A variety of information has been captured about these entities by a combination of data mining and human research. A single authoritative string represents each entity, 93% of which correspond to the name in the Library of Congress' Name Authority File (110 field), Bowker's Books in Print, or the International ISBN Registry (K. G. Saur). Former names and variant names associated with each entity, numbering some 53,000 strings, have been mined from the 260b subfield in WorldCat, and mapped onto each entity. Information regarding relationships among publishers has been difficult to keep current in a climate of mergers and acquisitions; the Publisher Name Server does, however, contain flexible information regarding these relationships, and the relationships are classified as acquisitions, imprints, subsidiaries, mergers, joint ventures, and the like. The publishers in question could represent more than 10% of the contents of WorldCat, and the associations within this dataset will enable more in-depth collection analysis and comparison within the global database. Aggregate composites of the publications in WorldCat from two major publishers reveal interesting differences in their profiles, and support the methodology.

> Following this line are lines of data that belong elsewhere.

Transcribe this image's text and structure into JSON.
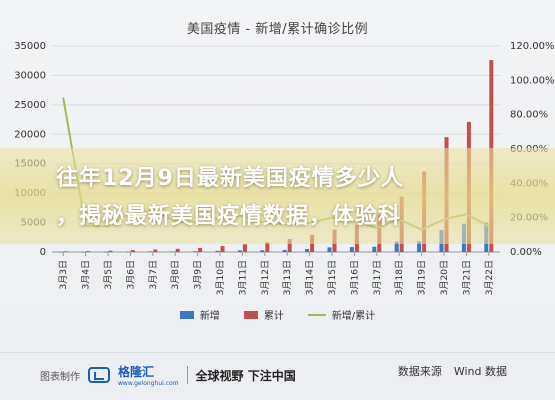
{
  "chart_data": {
    "type": "bar-line-combo",
    "title": "美国疫情 - 新增/累计确诊比例",
    "categories": [
      "3月3日",
      "3月4日",
      "3月5日",
      "3月6日",
      "3月7日",
      "3月8日",
      "3月9日",
      "3月10日",
      "3月11日",
      "3月12日",
      "3月13日",
      "3月14日",
      "3月15日",
      "3月16日",
      "3月17日",
      "3月18日",
      "3月19日",
      "3月20日",
      "3月21日",
      "3月22日"
    ],
    "y_left": {
      "min": 0,
      "max": 35000,
      "ticks": [
        "0",
        "5000",
        "10000",
        "15000",
        "20000",
        "25000",
        "30000",
        "35000"
      ]
    },
    "y_right": {
      "min": 0,
      "max": 1.2,
      "ticks": [
        "0.00%",
        "20.00%",
        "40.00%",
        "60.00%",
        "80.00%",
        "100.00%",
        "120.00%"
      ]
    },
    "series": [
      {
        "name": "新增",
        "kind": "bar",
        "color": "#3a78c2",
        "values": [
          24,
          22,
          34,
          74,
          105,
          95,
          121,
          200,
          271,
          287,
          351,
          511,
          777,
          823,
          887,
          1766,
          1833,
          3735,
          4800,
          5000
        ]
      },
      {
        "name": "累计",
        "kind": "bar",
        "color": "#c0504d",
        "values": [
          122,
          150,
          220,
          320,
          430,
          540,
          700,
          1000,
          1300,
          1650,
          2200,
          2950,
          3800,
          4660,
          6400,
          9400,
          13700,
          19500,
          22100,
          32600
        ]
      },
      {
        "name": "新增/累计",
        "kind": "line",
        "color": "#9bbb59",
        "axis": "right",
        "values": [
          0.9,
          0.15,
          0.15,
          0.23,
          0.24,
          0.18,
          0.17,
          0.2,
          0.21,
          0.17,
          0.16,
          0.17,
          0.2,
          0.18,
          0.14,
          0.19,
          0.13,
          0.19,
          0.22,
          0.15
        ]
      }
    ],
    "legend": "bottom",
    "grid": true
  },
  "overlay": {
    "line1": "往年12月9日最新美国疫情多少人",
    "line2": "，揭秘最新美国疫情数据，体验科"
  },
  "footer": {
    "source_label": "图表制作",
    "brand_name": "格隆汇",
    "brand_sub": "www.gelonghui.com",
    "slogan": "全球视野 下注中国",
    "data_source_label": "数据来源",
    "data_source": "Wind 数据"
  }
}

Another project that utilizes WorldCat data is the OCLC WorldMap prototype (http://worldmap.oclc.org/). It geographically represents WorldCat and other source data to enhance users' interaction with the data through data visualization. Data visualization, an interactive and sensory layer placed on top of a mined dataset, is a relatively new field for practical library applications. The data in this case include library and bibliographical data on a global level, including country-specific data for WorldCat holdings, languages represented in WorldCat for items published in each country, and total titles published within the country. Data from other reference and statistical sources include a breakdown by type of library for the country's total number of libraries, library volumes, certified/degreed librarians, registered library users in each country, library expenditures (in US $), cultural heritage institutions (museums and archives), and publishers. The WorldMap presents this rich and varied dataset in an interactive and graphical interface involving user interaction with both maps and comparative charts. The WorldMap also encapsulates the breadth of its data in a format users may process at a glance.
Together, these prototypes and research projects not only provide librarians data for decision-making for collection and service development, but also provide users with enhanced discovery and access methods. They utilize data collected and stored by libraries to develop enhanced discovery and delivery services to meet the different needs of users.